The moment in history from which our so-called “Tea Party” movement of today takes its name was a singular event; refusing to pay Parliament’s levy on tea (because doing so would be to acknowledge Britain’s authority to tax the Colonies) was the Colonists’ way of standing up against the tyranny of a King and his Parliament. It was a symbolic gesture on the part of a “handful” of people to lay claim to “control” over their own lives and destiny, and not allow a few men on the other side of the Atlantic to determine if for them. The “standing up” part is where the parallels with our modern-day Tea Party(s) can be drawn, and where the similarities end.
Today’s movement, be it of the Express variety or the Patriot one, more reflects a rejection of the Government by which we are already represented and for which our disdain has reached a point of no return. The Tea Party of today symbolizes the complete lack of trust many Americans now have in their Government and its leaders, and the collective unwillingness of its membership to sit quietly by about it any longer. This is not a Democrat or Republican truth, it is an American one, and for the moment at least, the Tea Party’s purity of intention remains intact.
This Tea Party “movement” has garnered a great deal of attention from Politicians and Media alike, and this serves its organizers and “Party” membership well-they are doing their jobs admirably. You know you’re making an impact when you are ridiculed and marginalized; especially so when aspirants and has-beens, alike, want to sit on your shoulders and lay claim to your message. And as much as I, personally, more closely align myself with the Patriot flavor of Tea, I am troubled by where the movement now finds itself in contrast with where it appeared to be headed not so many months ago.
More and more, the Tea Party movement is becoming a rallying cry for a third party in the political landscape or is being looked at as the blunt-force trauma instrument to be used as a tool for punishing (replacing) the Republican party (rather than punishing the failed leadership of ALL of our elected officials in Washington, Republican and Democrat alike). Conservatives are increasingly associating themselves with it as a response to feeling abandoned by the GOP through its sponsorship and support of increasing numbers of “moderates” or “Progressive Republicans”, or – gasp – RINOs. Folks that feel betrayed by having only Obama or McCain to choose from in ’08, and feeling the need for a shower after having pulled the lever for McCain, see the Tea Party(s) as the path to follow in order to abandon their own significance, meaning, and impact with our Political Heroes in Washington… and feel good about it.
I suggest that hiding within and behind a movement that represents everything you believe in, while ensuring even less say in how you are governed (as the smallest of what would be three), will give you everything you asked for and none of what you wanted.

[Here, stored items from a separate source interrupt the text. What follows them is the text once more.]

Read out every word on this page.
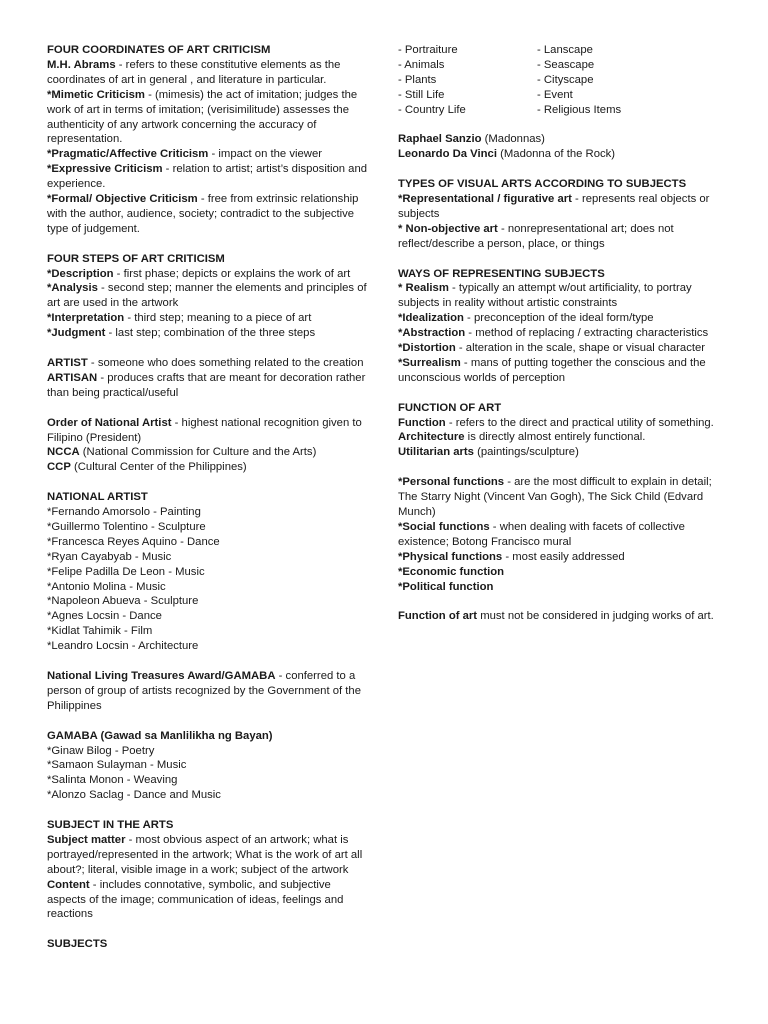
FOUR COORDINATES OF ART CRITICISM
M.H. Abrams - refers to these constitutive elements as the coordinates of art in general , and literature in particular.
*Mimetic Criticism - (mimesis) the act of imitation; judges the work of art in terms of imitation; (verisimilitude) assesses the authenticity of any artwork concerning the accuracy of representation.
*Pragmatic/Affective Criticism - impact on the viewer
*Expressive Criticism - relation to artist; artist’s disposition and experience.
*Formal/ Objective Criticism - free from extrinsic relationship with the author, audience, society; contradict to the subjective type of judgement.

FOUR STEPS OF ART CRITICISM
*Description - first phase; depicts or explains the work of art
*Analysis - second step; manner the elements and principles of art are used in the artwork
*Interpretation - third step; meaning to a piece of art
*Judgment - last step; combination of the three steps

ARTIST - someone who does something related to the creation
ARTISAN - produces crafts that are meant for decoration rather than being practical/useful

Order of National Artist - highest national recognition given to Filipino (President)
NCCA (National Commission for Culture and the Arts)
CCP (Cultural Center of the Philippines)

NATIONAL ARTIST
*Fernando Amorsolo - Painting
*Guillermo Tolentino - Sculpture
*Francesca Reyes Aquino - Dance
*Ryan Cayabyab - Music
*Felipe Padilla De Leon - Music
*Antonio Molina - Music
*Napoleon Abueva - Sculpture
*Agnes Locsin - Dance
*Kidlat Tahimik - Film
*Leandro Locsin - Architecture

National Living Treasures Award/GAMABA - conferred to a person of group of artists recognized by the Government of the Philippines

GAMABA (Gawad sa Manlilikha ng Bayan)
*Ginaw Bilog - Poetry
*Samaon Sulayman - Music
*Salinta Monon - Weaving
*Alonzo Saclag - Dance and Music

SUBJECT IN THE ARTS
Subject matter - most obvious aspect of an artwork; what is portrayed/represented in the artwork; What is the work of art all about?; literal, visible image in a work; subject of the artwork
Content - includes connotative, symbolic, and subjective aspects of the image; communication of ideas, feelings and reactions

SUBJECTS

- Portraiture	- Lanscape
- Animals	- Seascape
- Plants	- Cityscape
- Still Life	- Event
- Country Life	- Religious Items

Raphael Sanzio (Madonnas)
Leonardo Da Vinci (Madonna of the Rock)

TYPES OF VISUAL ARTS ACCORDING TO SUBJECTS
*Representational / figurative art - represents real objects or subjects
* Non-objective art - nonrepresentational art; does not reflect/describe a person, place, or things

WAYS OF REPRESENTING SUBJECTS
* Realism - typically an attempt w/out artificiality, to portray subjects in reality without artistic constraints
*Idealization - preconception of the ideal form/type
*Abstraction - method of replacing / extracting characteristics
*Distortion - alteration in the scale, shape or visual character
*Surrealism - mans of putting together the conscious and the unconscious worlds of perception

FUNCTION OF ART
Function - refers to the direct and practical utility of something. Architecture is directly almost entirely functional.
Utilitarian arts (paintings/sculpture)

*Personal functions - are the most difficult to explain in detail; The Starry Night (Vincent Van Gogh), The Sick Child (Edvard Munch)
*Social functions - when dealing with facets of collective existence; Botong Francisco mural
*Physical functions - most easily addressed
*Economic function
*Political function

Function of art must not be considered in judging works of art.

An article in the Washington Post unwittingly brings this conundrum to light:
“The tea party movement has grown out of a sense of frustration about government here in Washington,” senior adviser David Axelrod said Friday in an interview that will air Sunday on C-SPAN. “It’s not isolated to Democrats or Republicans. . . . There is a sense that this town is consumed by politics, that people are consumed by their own ambitions and that we’re not dealing with the real problems.”

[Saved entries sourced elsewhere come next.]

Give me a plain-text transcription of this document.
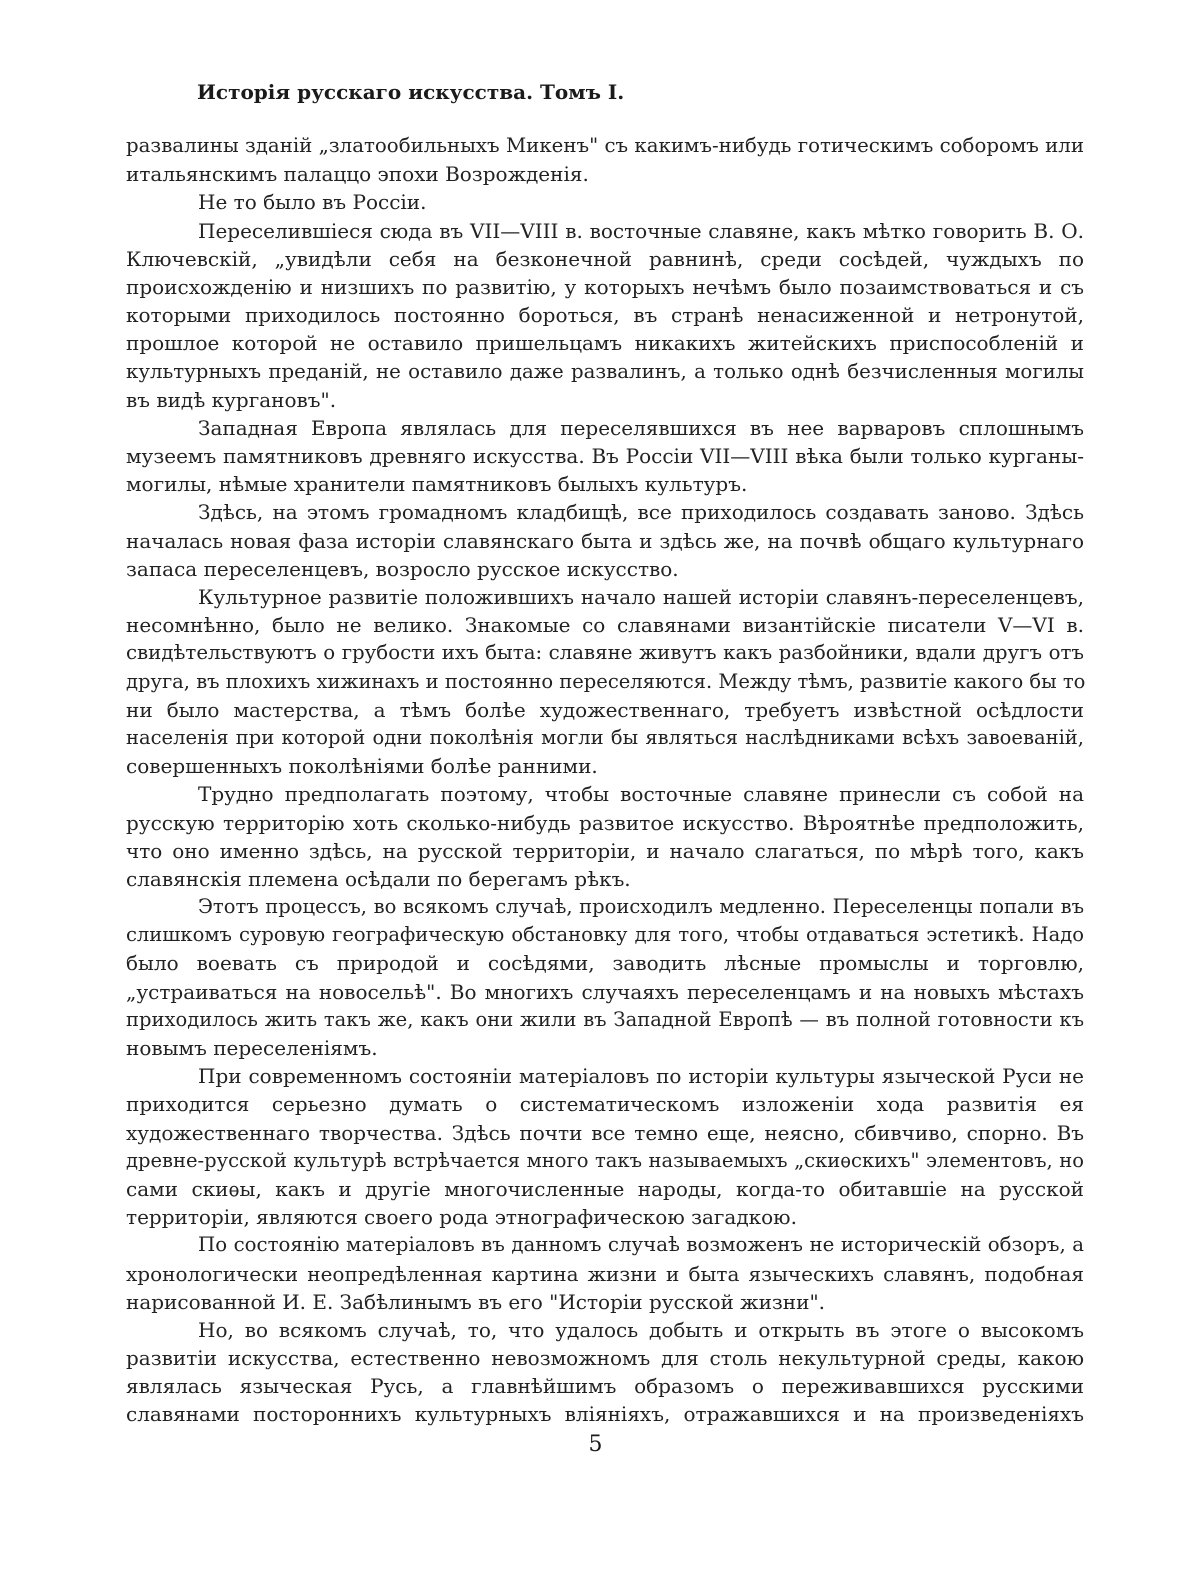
Исторія русскаго искусства. Томъ I.
развалины зданій „златообильныхъ Микенъ" съ какимъ-нибудь готическимъ соборомъ или
итальянскимъ палаццо эпохи Возрожденія.
Не то было въ Россіи.
Переселившіеся сюда въ VII—VIII в. восточные славяне, какъ мѣтко говорить В. О.
Ключевскій, „увидѣли себя на безконечной равнинѣ, среди сосѣдей, чуждыхъ по
происхожденію и низшихъ по развитію, у которыхъ нечѣмъ было позаимствоваться и съ
которыми приходилось постоянно бороться, въ странѣ ненасиженной и нетронутой,
прошлое которой не оставило пришельцамъ никакихъ житейскихъ приспособленій и
культурныхъ преданій, не оставило даже развалинъ, а только однѣ безчисленныя могилы
въ видѣ кургановъ".
Западная Европа являлась для переселявшихся въ нее варваровъ сплошнымъ
музеемъ памятниковъ древняго искусства. Въ Россіи VII—VIII вѣка были только курганы-
могилы, нѣмые хранители памятниковъ былыхъ культуръ.
Здѣсь, на этомъ громадномъ кладбищѣ, все приходилось создавать заново. Здѣсь
началась новая фаза исторіи славянскаго быта и здѣсь же, на почвѣ общаго культурнаго
запаса переселенцевъ, возросло русское искусство.
Культурное развитіе положившихъ начало нашей исторіи славянъ-переселенцевъ,
несомнѣнно, было не велико. Знакомые со славянами византійскіе писатели V—VI в.
свидѣтельствуютъ о грубости ихъ быта: славяне живутъ какъ разбойники, вдали другъ отъ
друга, въ плохихъ хижинахъ и постоянно переселяются. Между тѣмъ, развитіе какого бы то
ни было мастерства, а тѣмъ болѣе художественнаго, требуетъ извѣстной осѣдлости
населенія при которой одни поколѣнія могли бы являться наслѣдниками всѣхъ завоеваній,
совершенныхъ поколѣніями болѣе ранними.
Трудно предполагать поэтому, чтобы восточные славяне принесли съ собой на
русскую территорію хоть сколько-нибудь развитое искусство. Вѣроятнѣе предположить,
что оно именно здѣсь, на русской территоріи, и начало слагаться, по мѣрѣ того, какъ
славянскія племена осѣдали по берегамъ рѣкъ.
Этотъ процессъ, во всякомъ случаѣ, происходилъ медленно. Переселенцы попали въ
слишкомъ суровую географическую обстановку для того, чтобы отдаваться эстетикѣ. Надо
было воевать съ природой и сосѣдями, заводить лѣсные промыслы и торговлю,
„устраиваться на новосельѣ". Во многихъ случаяхъ переселенцамъ и на новыхъ мѣстахъ
приходилось жить такъ же, какъ они жили въ Западной Европѣ — въ полной готовности къ
новымъ переселеніямъ.
При современномъ состояніи матеріаловъ по исторіи культуры языческой Руси не
приходится серьезно думать о систематическомъ изложеніи хода развитія ея
художественнаго творчества. Здѣсь почти все темно еще, неясно, сбивчиво, спорно. Въ
древне-русской культурѣ встрѣчается много такъ называемыхъ „скиѳскихъ" элементовъ, но
сами скиѳы, какъ и другіе многочисленные народы, когда-то обитавшіе на русской
территоріи, являются своего рода этнографическою загадкою.
По состоянію матеріаловъ въ данномъ случаѣ возможенъ не историческій обзоръ, а
хронологически неопредѣленная картина жизни и быта языческихъ славянъ, подобная
нарисованной И. Е. Забѣлинымъ въ его "Исторіи русской жизни".
Но, во всякомъ случаѣ, то, что удалось добыть и открыть въ этоге о высокомъ
развитіи искусства, естественно невозможномъ для столь некультурной среды, какою
являлась языческая Русь, а главнѣйшимъ образомъ о переживавшихся русскими
славянами постороннихъ культурныхъ вліяніяхъ, отражавшихся и на произведеніяхъ
5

It should be lost on no one that Axelrod is a Democrat. To his credit, Axelrod recognizes the growing dissatisfaction Americans have with how their Government is managing itself…and the lives of those they are paid (by us) to serve. What Axelrod also sees is an opportunity to keep the Democrats in power while promising to address the issues and complaints of the Tea Party…legitimizing them while marginalizing them…and keeping the Democrats’ hold on power as they pat the Tea Partiers on the head.
The bad news here is that the Democrats, and the Republicans hoping to co-opt the growing relevance of the Tea Party movement, are seeking to hold (or acquire) power – ostensibly – through it, and the Tea Party movements are becoming unwitting accomplices so long as they direct their energies toward displacing someone else’s power with their own rather than focusing on un-doing the things that got the country where it is today in the first place.
Washington is all about power…who has it and who wants it. The strength of the Tea Party has been its ability to communicate their dissatisfaction with Government. When they become another party in a long line of parties, they become part of the problem, not part of the solution. The ideal next step for the Tea Party movement is for them to grow their ranks…not only with more Republicans, Conservatives, and Independents…but with Democrats as well. Whether the strength of their convictions lies in taking back control of their country, or in assuming power over it, remains to be seen.
Should the “Tea Party” movement ever become another Political party fighting over scraps and crumbs from the table of power they will eventually become just another part of the problem…and they will have destroyed the last vestiges of what the “idea” of the Tea Party was at its origins.